Multi-Hypotheses Navigation in Collaborative Localization subject to Cyber Attacks
Peter Iwer Hoedt Karstensen, Roberto Galeazzi
TL;DR
The paper tackles resilient collaborative localization in multi-agent systems under RF spoofing by extending a multi-hypotheses framework to networks through tagged hypotheses and covariance-intersection fusion. It introduces geometric reductions (convex hull-based selection) and distance-based matching to limit hypothesis transmission, enabling distributed diagnosis of spoofed measurements. Numerical results show the approach can separate true and spoofed measurements and recover consistent estimates after identifying the correct hypothesis, though the inherent conservativeness of CI slows detection. The work lays groundwork for cyber-resilient multi-agent navigation and points to future directions in coordinated hypothesis management across the network.
Abstract
This paper addresses resilient collaborative localization in multi-agent systems exposed to spoofed radio frequency measurements. Each agent maintains multiple hypotheses of its own state and exchanges selected information with neighbors using covariance intersection. Geometric reductions based on distance tests and convex hull structure limit the number of hypotheses transmitted, controlling the spread of hypotheses through the network.

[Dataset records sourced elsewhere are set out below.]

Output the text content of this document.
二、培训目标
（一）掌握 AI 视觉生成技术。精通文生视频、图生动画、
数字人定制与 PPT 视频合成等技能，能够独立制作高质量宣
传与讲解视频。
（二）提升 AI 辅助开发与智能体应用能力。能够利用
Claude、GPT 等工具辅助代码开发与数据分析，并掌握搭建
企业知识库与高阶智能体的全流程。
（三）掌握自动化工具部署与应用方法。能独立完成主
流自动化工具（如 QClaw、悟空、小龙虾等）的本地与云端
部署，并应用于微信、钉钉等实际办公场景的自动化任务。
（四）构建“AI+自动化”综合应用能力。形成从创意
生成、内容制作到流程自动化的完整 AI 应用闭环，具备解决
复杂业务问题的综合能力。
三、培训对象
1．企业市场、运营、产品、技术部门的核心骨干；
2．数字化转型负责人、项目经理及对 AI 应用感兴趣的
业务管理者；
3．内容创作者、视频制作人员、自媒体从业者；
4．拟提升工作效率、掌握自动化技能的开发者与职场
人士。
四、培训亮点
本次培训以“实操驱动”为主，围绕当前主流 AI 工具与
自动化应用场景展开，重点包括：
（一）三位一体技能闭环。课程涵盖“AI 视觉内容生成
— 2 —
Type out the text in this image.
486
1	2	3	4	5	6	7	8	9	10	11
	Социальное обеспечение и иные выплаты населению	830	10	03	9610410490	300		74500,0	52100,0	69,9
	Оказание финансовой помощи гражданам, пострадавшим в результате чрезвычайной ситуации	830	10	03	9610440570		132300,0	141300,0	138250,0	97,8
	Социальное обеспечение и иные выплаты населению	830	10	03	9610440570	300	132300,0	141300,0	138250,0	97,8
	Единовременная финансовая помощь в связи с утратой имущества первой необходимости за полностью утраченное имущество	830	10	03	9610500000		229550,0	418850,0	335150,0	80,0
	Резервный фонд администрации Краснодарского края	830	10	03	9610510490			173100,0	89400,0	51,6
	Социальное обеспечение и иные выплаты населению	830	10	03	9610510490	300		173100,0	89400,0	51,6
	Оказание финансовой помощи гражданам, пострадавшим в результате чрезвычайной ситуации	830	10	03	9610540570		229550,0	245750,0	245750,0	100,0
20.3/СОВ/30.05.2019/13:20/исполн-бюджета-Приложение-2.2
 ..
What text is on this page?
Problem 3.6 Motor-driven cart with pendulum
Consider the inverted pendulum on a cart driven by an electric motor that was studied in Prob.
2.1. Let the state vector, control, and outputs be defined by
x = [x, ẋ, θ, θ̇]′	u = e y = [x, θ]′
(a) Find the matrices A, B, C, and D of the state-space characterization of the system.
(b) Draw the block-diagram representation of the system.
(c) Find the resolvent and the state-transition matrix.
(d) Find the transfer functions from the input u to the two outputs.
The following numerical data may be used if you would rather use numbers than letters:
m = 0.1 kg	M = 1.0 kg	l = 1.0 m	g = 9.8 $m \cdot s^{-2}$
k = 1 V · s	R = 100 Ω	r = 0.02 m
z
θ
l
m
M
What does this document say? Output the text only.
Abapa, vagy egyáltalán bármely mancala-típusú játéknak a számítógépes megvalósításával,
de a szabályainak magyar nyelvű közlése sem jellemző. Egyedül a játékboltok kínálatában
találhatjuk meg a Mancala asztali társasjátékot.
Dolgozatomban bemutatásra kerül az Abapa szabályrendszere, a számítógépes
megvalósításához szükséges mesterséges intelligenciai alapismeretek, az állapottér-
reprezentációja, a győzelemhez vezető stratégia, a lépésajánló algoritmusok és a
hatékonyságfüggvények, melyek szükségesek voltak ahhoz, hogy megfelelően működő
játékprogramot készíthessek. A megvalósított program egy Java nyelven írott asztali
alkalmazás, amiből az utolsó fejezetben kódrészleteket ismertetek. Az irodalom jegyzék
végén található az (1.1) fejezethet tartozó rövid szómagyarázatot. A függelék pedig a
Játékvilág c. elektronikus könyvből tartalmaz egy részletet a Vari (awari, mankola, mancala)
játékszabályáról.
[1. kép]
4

The method enables agents to separate spoofed and truthful measurements and to recover consistent estimates once the correct hypothesis is identified. Numerical results demonstrate the ability of the approach to contain the effect of adversarial measurements, while also highlighting the impact of conservative fusion on detection speed. The framework provides a foundation for resilient multi-agent navigation and can be extended with coordinated hypothesis selection across the network.